Koçtürk informierte die Stadtverwaltung. Diese kündigte am vergangenen Donnerstag an, den Vorfall „schnellstmöglich lückenlos aufzuklären und die erforderlichen Konsequenzen zu ziehen“ und forderte die Sicherheitsfirma zu einer Stellungnahme binnen 24 Stunden auf. „Der Sprecher des Stadtschülerrats war berechtigt, auch am Wochenende das Gebäude zu betreten“, betonte ein Stadtsprecher. Allerdings sei dies der Sicherheitsfirma im Vorfeld nicht mitgeteilt worden.

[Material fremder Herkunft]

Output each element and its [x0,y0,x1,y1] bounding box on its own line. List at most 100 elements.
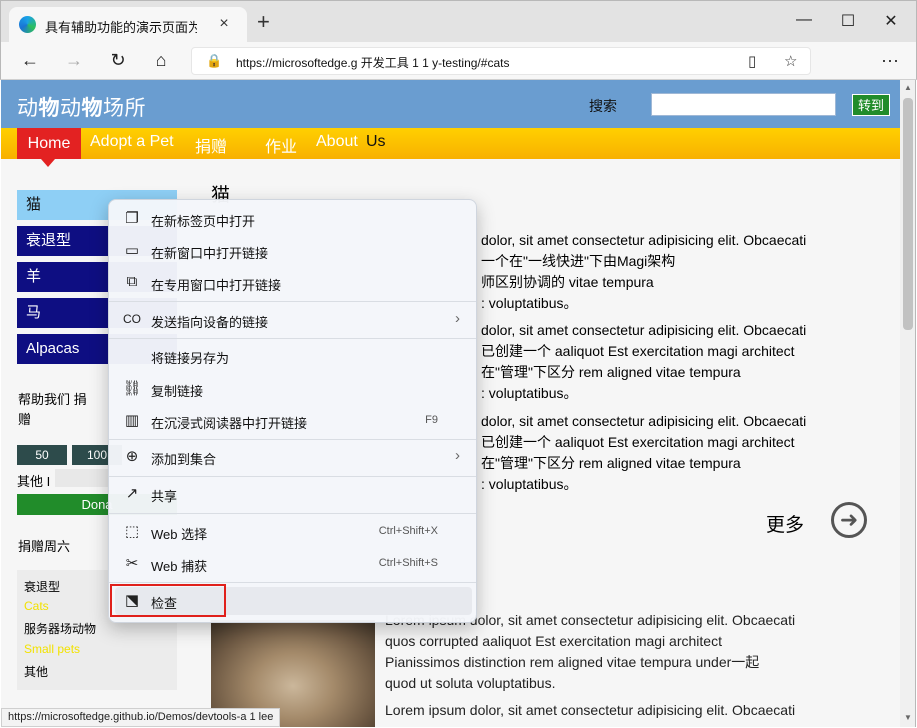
new-window-icon: ▭ [124,242,140,259]
menu-item-open-inprivate[interactable]: ⧉ 在专用窗口中打开链接 [115,269,472,297]
scroll-down-icon[interactable]: ▼ [904,713,912,722]
inprivate-window-icon: ⧉ [126,273,138,290]
menu-item-immersive-reader[interactable]: ▥ 在沉浸式阅读器中打开链接 F9 [115,407,472,435]
new-tab-button[interactable]: + [257,11,270,33]
menu-separator [109,439,476,440]
list-item[interactable]: 服务器场动物 [24,620,96,637]
lock-icon[interactable]: 🔒 [206,53,222,69]
shortcut-label: Ctrl+Shift+S [378,557,438,569]
search-label: 搜索 [589,98,617,114]
menu-item-add-to-collections[interactable]: ⊕ 添加到集合 › [115,443,472,471]
menu-separator [109,301,476,302]
menu-item-label: 在专用窗口中打开链接 [151,278,282,293]
nav-home-pointer [41,159,55,167]
home-icon[interactable]: ⌂ [150,50,172,71]
site-title[interactable]: 动物动物场所 [17,92,146,122]
url-field[interactable]: 🔒 https://microsoftedge.g 开发工具 1 1 y-tes… [191,47,811,75]
para-line: dolor, sit amet consectetur adipisicing … [481,322,807,338]
page-scrollbar[interactable]: ▲ ▼ [900,80,916,727]
para-line: 在"管理"下区分 rem aligned vitae tempura [481,455,741,471]
menu-item-open-new-window[interactable]: ▭ 在新窗口中打开链接 [115,237,472,265]
title-part: 物 [81,97,103,120]
menu-item-label: 复制链接 [151,384,204,399]
status-bar-url: https://microsoftedge.github.io/Demos/de… [1,708,281,727]
tab-title: 具有辅助功能的演示页面为 [45,20,197,35]
para-line: quos corrupted aaliquot Est exercitation… [385,633,722,649]
article-paragraph: Lorem ipsum dolor, sit amet consectetur … [385,700,795,721]
tab-close-icon[interactable]: × [215,15,233,33]
nav-donate[interactable]: 捐赠 [195,133,227,157]
title-part: 物 [38,97,60,120]
copy-link-icon: ⛓ [122,380,142,397]
scroll-up-icon[interactable]: ▲ [904,83,912,92]
para-line: : voluptatibus。 [481,295,578,311]
para-line: : voluptatibus。 [481,385,578,401]
menu-item-open-new-tab[interactable]: ❐ 在新标签页中打开 [115,205,472,233]
edge-favicon-icon [19,16,36,33]
shortcut-label: F9 [425,414,438,426]
list-item[interactable]: 衰退型 [24,578,60,595]
maximize-button[interactable]: ☐ [838,11,858,31]
menu-item-share[interactable]: ↗ 共享 [115,480,472,508]
forward-arrow-icon[interactable]: → [63,50,85,71]
para-line: 已创建一个 aaliquot Est exercitation magi arc… [481,434,795,450]
shortcut-label: Ctrl+Shift+X [378,525,438,537]
para-line: dolor, sit amet consectetur adipisicing … [481,232,807,248]
menu-item-label: Web 捕获 [151,559,208,574]
menu-separator [109,513,476,514]
share-icon: ↗ [125,485,139,502]
browser-tab[interactable]: 具有辅助功能的演示页面为 × [9,7,247,43]
menu-separator [109,476,476,477]
para-line: 一个在"一线快进"下由Magi架构 [481,253,676,269]
para-line: : voluptatibus。 [481,476,578,492]
menu-separator [109,338,476,339]
refresh-icon[interactable]: ↻ [107,50,129,71]
scroll-thumb[interactable] [903,98,913,330]
nav-adopt[interactable]: Adopt a Pet [90,133,174,151]
menu-item-save-link-as[interactable]: 将链接另存为 [115,342,472,370]
menu-item-copy-link[interactable]: ⛓ 复制链接 [115,375,472,403]
arrow-right-circle-icon[interactable]: ➜ [831,502,867,538]
menu-item-label: 添加到集合 [151,452,217,467]
list-item[interactable]: Cats [24,599,49,613]
go-button[interactable]: 转到 [852,94,891,116]
web-select-icon: ⬚ [124,523,140,540]
donate-50-button[interactable]: 50 [17,445,67,465]
nav-about[interactable]: About [316,133,358,151]
back-arrow-icon[interactable]: ← [19,50,41,71]
nav-jobs[interactable]: 作业 [265,133,297,157]
minimize-button[interactable]: — [794,11,814,29]
search-input[interactable] [651,93,836,116]
para-line: 师区别协调的 vitae tempura [481,274,654,290]
menu-item-web-capture[interactable]: ✂ Web 捕获 Ctrl+Shift+S [115,550,472,578]
main-nav: Home Adopt a Pet 捐赠 作业 About Us [1,128,900,159]
send-to-device-icon: CO [123,312,141,326]
para-line: 在"管理"下区分 rem aligned vitae tempura [481,364,741,380]
immersive-reader-toolbar-icon[interactable]: ▯ [748,52,756,70]
article-paragraph: dolor, sit amet consectetur adipisicing … [481,230,806,314]
more-menu-icon[interactable]: ··· [879,50,901,71]
chevron-right-icon: › [455,447,460,464]
close-window-button[interactable]: ✕ [881,11,901,31]
menu-separator [109,582,476,583]
nav-home[interactable]: Home [17,128,81,159]
menu-item-web-select[interactable]: ⬚ Web 选择 Ctrl+Shift+X [115,518,472,546]
inspect-highlight-box [110,584,226,617]
menu-item-label: 在新标签页中打开 [151,214,256,229]
menu-item-send-to-device[interactable]: CO 发送指向设备的链接 › [115,306,472,334]
para-line: 已创建一个 aaliquot Est exercitation magi arc… [481,343,795,359]
favorite-add-icon[interactable]: ☆ [784,52,797,70]
menu-item-label: Web 选择 [151,527,208,542]
title-part: 场所 [103,97,146,120]
list-item[interactable]: Small pets [24,642,80,656]
nav-us[interactable]: Us [366,133,386,151]
weekly-donation-heading: 捐赠周六 [18,539,71,554]
context-menu: ❐ 在新标签页中打开 ▭ 在新窗口中打开链接 ⧉ 在专用窗口中打开链接 CO 发… [108,199,477,623]
list-item[interactable]: 其他 [24,663,48,680]
title-part: 动 [17,97,39,120]
collections-icon: ⊕ [125,448,139,465]
more-link[interactable]: 更多 [766,510,804,537]
address-bar-row: ← → ↻ ⌂ 🔒 https://microsoftedge.g 开发工具 1… [0,42,917,80]
article-paragraph: dolor, sit amet consectetur adipisicing … [481,320,806,404]
para-line: dolor, sit amet consectetur adipisicing … [481,413,807,429]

In einer schriftlichen Erklärung gab das Unternehmen inzwischen an, dass der betreffende Mitarbeiter die von Koçtürk geschilderten rassistischen Äußerungen nicht gemacht habe. Die Stadtverwaltung hält den Sachverhalt allerdings für noch nicht geklärt und hat den Geschäftsführer der Firma deshalb zu einem Gespräch gebeten.

Auch die Polizei äußerte sich zu den Vorgängen: Die Beamten hätten Koçtürks Schlüssel dem Wachmann übergeben und Koçtürk selbst aus dem Gebäude begleitet, sagte ein Sprecher. „Förmlich setzte die Polizei so für die Stadt Braunschweig, vertreten durch den Sicherheitsdienst, das Hausrecht durch.“ Dabei habe Koçtürk gegenüber den Polizisten keine rassistischen „oder anders gelagerten“ Beleidigungen erwähnt.

Später sei Koçtürk mit zwei Begleitpersonen auf der Wache erschienen, um die Herausgabe seines Schlüssels zu fordern. Die Gruppe sei dabei immer lauter geworden und habe den Dienstbetrieb in erheblichem Ausmaß gestört. Weil sie das Revier nicht haben verlassen wollen, sei ihr ein Platzverweis erteilt worden.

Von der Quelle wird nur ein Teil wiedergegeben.